Visions du Réel 2024

ÉVÈNEMENT
[ Festival ]

Luc Chaput

 

Travail au

long cours

Une animatrice de télésérie sur la nature décide de s’intéresser aux roches et autres terrains sur lesquels les créatures qui la passionnent vivent. L’actrice britannique Sian Phillips emploie un débit qui rappelle celui de David Attenborough, frère cadet du cinéaste Richard et légendaire animateur de ce types d’émissions à la BBC dans lesquelles il s’impliquait fortement sur le terrain. Les rencontres avec les géologues et des quidams affectés par les changements climatiques et les bouleversements de leurs habitats s’égrènent avec bonheur dans cet Apple Cider Vinegar de la réalisatrice belge Sofie Benoot et procurent un dépaysement certain.

Apple Cider Vinegar

Reflet des vicissitudes d’un monde contemporain, les films présentés à Visions du Réel cette année traitaient pour la plupart de sujets difficiles dans un travail au long cours. La réalisatrice helvète  Nicole Vögele s’est rendue à plusieurs reprises pour des séjours en Bosnie-Herzégovine dans la région de Velika Kladuša. Elle rend témoignage de la vie des populations frontalières de la Croatie qui sont en contact avec des réfugiés venant du Moyen-Orient ou d’encore plus loin et qui sont souvent refoulés manu militari par ces gardes-frontières de la Communauté Européenne. La caméra se promène dans les forêts la nuit et le jour, montrant les efforts de déminage des suites de la guerre civile,  suivant des motocyclistes escaladant et dévalant des pentes dans des moments vrombissants. Des relations se nouent, de rares paroles surgissent, des gestes bons ou plus mitigés et des commentaires éclairants forment la trame narrative de cette immersion à la bande-son très travaillée qui a permis à  The Landscape and the Fury (Landschaft und Wahn) de remporter le Grand prix de la compétition internationale.

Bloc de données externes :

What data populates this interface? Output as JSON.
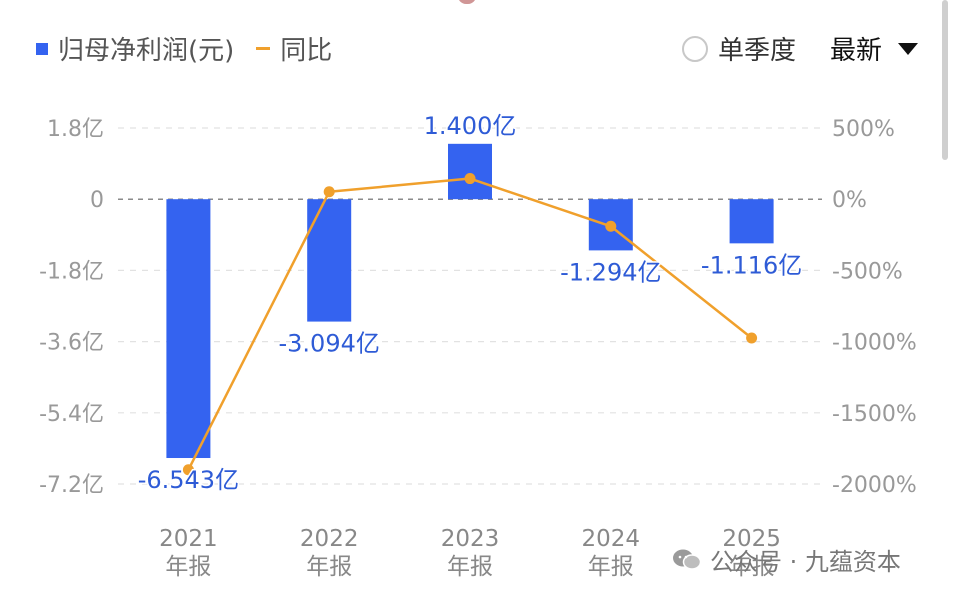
{
  "legend": {
    "bar_label": "归母净利润(元)",
    "line_label": "同比"
  },
  "controls": {
    "radio_label": "单季度",
    "select_value": "最新"
  },
  "watermark": {
    "text": "公众号 · 九蕴资本",
    "icon": "wechat-icon"
  },
  "colors": {
    "bar": "#3463f0",
    "line": "#f0a02c",
    "bar_label": "#2e5bd6",
    "axis_text": "#999999"
  },
  "chart_data": {
    "type": "bar",
    "categories": [
      "2021\n年报",
      "2022\n年报",
      "2023\n年报",
      "2024\n年报",
      "2025\n年报"
    ],
    "series": [
      {
        "name": "归母净利润(元)",
        "type": "bar",
        "axis": "left",
        "values": [
          -6.543,
          -3.094,
          1.4,
          -1.294,
          -1.116
        ],
        "labels": [
          "-6.543亿",
          "-3.094亿",
          "1.400亿",
          "-1.294亿",
          "-1.116亿"
        ]
      },
      {
        "name": "同比",
        "type": "line",
        "axis": "right",
        "values": [
          -1900,
          52,
          145,
          -190,
          -975
        ]
      }
    ],
    "y_left": {
      "ticks": [
        1.8,
        0,
        -1.8,
        -3.6,
        -5.4,
        -7.2
      ],
      "tick_labels": [
        "1.8亿",
        "0",
        "-1.8亿",
        "-3.6亿",
        "-5.4亿",
        "-7.2亿"
      ],
      "range": [
        -7.2,
        1.8
      ]
    },
    "y_right": {
      "ticks": [
        500,
        0,
        -500,
        -1000,
        -1500,
        -2000
      ],
      "tick_labels": [
        "500%",
        "0%",
        "-500%",
        "-1000%",
        "-1500%",
        "-2000%"
      ],
      "range": [
        -2000,
        500
      ]
    },
    "grid": true,
    "legend_position": "top-left"
  }
}
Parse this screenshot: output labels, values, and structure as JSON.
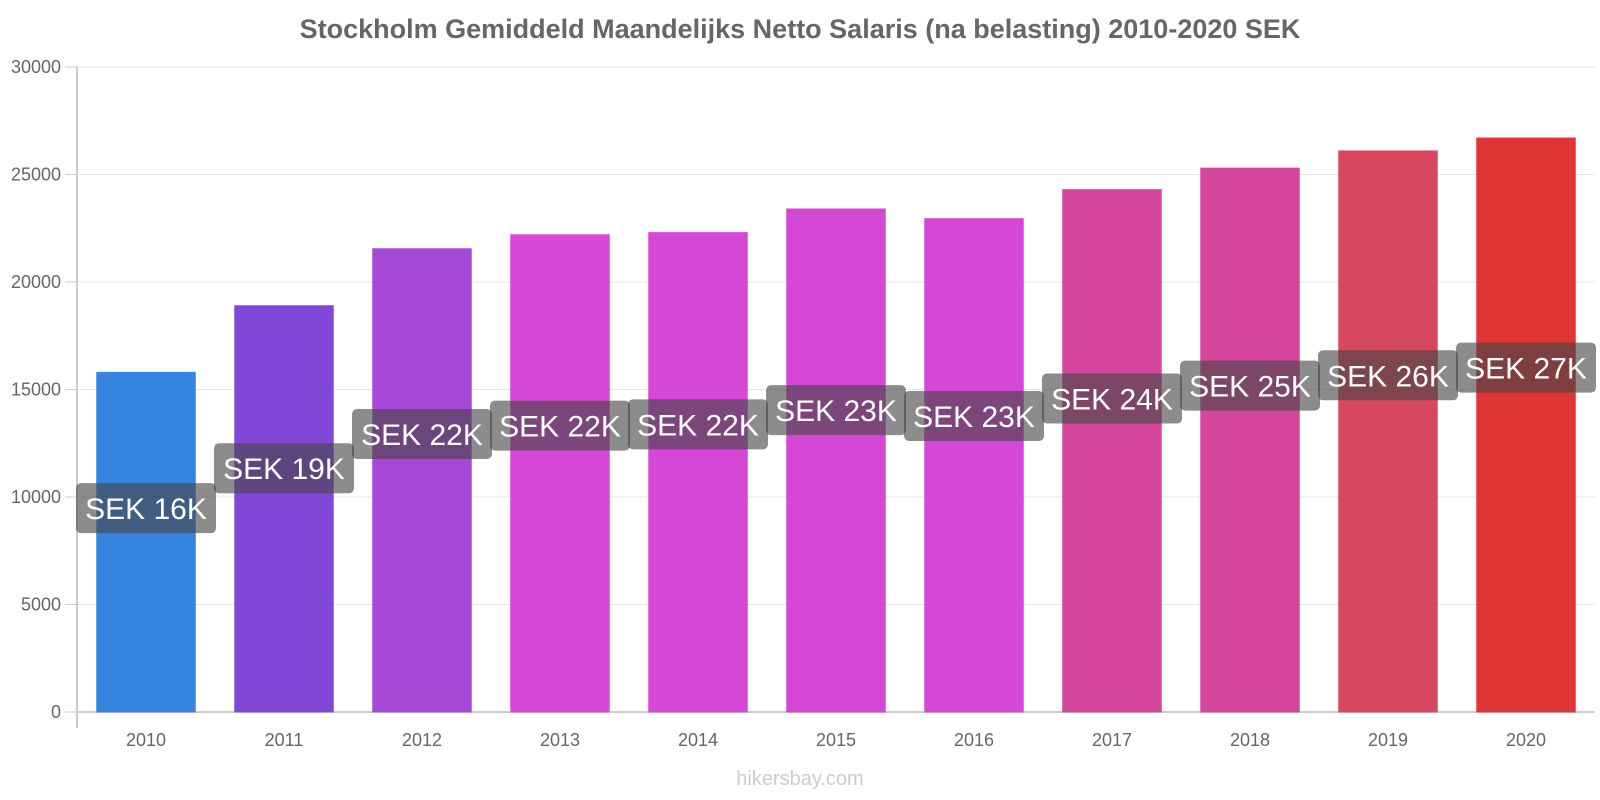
{
  "title": "Stockholm Gemiddeld Maandelijks Netto Salaris (na belasting) 2010-2020 SEK",
  "watermark": "hikersbay.com",
  "chart_data": {
    "type": "bar",
    "title": "Stockholm Gemiddeld Maandelijks Netto Salaris (na belasting) 2010-2020 SEK",
    "xlabel": "",
    "ylabel": "",
    "ylim": [
      0,
      30000
    ],
    "y_ticks": [
      0,
      5000,
      10000,
      15000,
      20000,
      25000,
      30000
    ],
    "grid": true,
    "legend": "none",
    "categories": [
      "2010",
      "2011",
      "2012",
      "2013",
      "2014",
      "2015",
      "2016",
      "2017",
      "2018",
      "2019",
      "2020"
    ],
    "values": [
      15800,
      18900,
      21550,
      22200,
      22300,
      23400,
      22950,
      24300,
      25300,
      26100,
      26700
    ],
    "data_labels": [
      "SEK 16K",
      "SEK 19K",
      "SEK 22K",
      "SEK 22K",
      "SEK 22K",
      "SEK 23K",
      "SEK 23K",
      "SEK 24K",
      "SEK 25K",
      "SEK 26K",
      "SEK 27K"
    ],
    "colors": [
      "#3584e0",
      "#8347d8",
      "#a648d8",
      "#d548d5",
      "#d548d5",
      "#d548d5",
      "#d548d5",
      "#d5479c",
      "#d5479c",
      "#d7485f",
      "#e03535"
    ]
  }
}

The Landscape and the Fury

Zahra, une étudiante afghane se suicide à Kaboul en 2017 à cause de conflits avec un professeur et la direction de l’université. Sa famille d’ethnie Hazara souvent opprimée dans ce pays tente d’obtenir justice. La caméra d’Ilyas Yourish et Shahrokh Bikaran s’introduit dans leur quotidien, suivant la cadette Freshta qui  sert également de narratrice. Elle cueille la plante Kamay qui donne son nom au film et qui était un sujet d’étude de la décédée. Ce kamay devient symboliquement comme le témoignage de ces vies fauchées dans cette contrée souvent dévastée. Les Khawari parcourent souvent par car la distance dangereuse entre leur région de Daikundi et la capitale. Le tournage s’est terminé en 2021 lors de la reconquête par les Talibans et la famille a pu s’exiler en Allemagne.

Kamay

A Fidai Film

En 1982, l’armée israélienne, lors de la guerre du Liban, investit les bureaux de l’OLP à Beyrouth ainsi que son centre d’archives et en ramène un énorme butin qui fait la joie de ses services de renseignements. Le cinéaste palestinien Kamal Aljafari, résidant en Allemagne, a eu accès récemment à une grande partie  de ces documents. Une bonne portion de ces images sur la vie durant le Mandat britannique a déjà été présenté dans d’autres documentaires ou films de fiction sur cette période. Le cinéaste qui avait présenté auparavant à Nyon  An Unusual Summer (Seif Gheir Aadi), les commente par des phrases en rouge pas toujours sous-titrées et par des incrustations de cette même couleur et de débuts d’incendies qui ravivent la tension interne de ces archives. C’est pourtant dans la relation entre les travellings dans les rues de Jaffa et les textes de l’écrivain Ghassan Kanafani que ce film trouve sa charge émotive la plus forte sur le retour au pays natal et sur sa perte. A Fidai Film, qui s’inscrit donc dans la lignée des Paris 1900 et La mémoire des anges, s’est vu décerner le Grand Prix de la section Burning Lights.

Nous reviendrons, lors de leurs sorties dans des festivals ou en salle, sur des films tels Les miennes de la réalisatrice belgo-marocaine Samira El Mouzghibati, gagnant du prix de la Fipresci et Balomania de la Danoise Sissel Morell Dargis, voyage dans le milieu clandestin des constructeurs d’immenses montgolfières dans les grandes villes du Brésil.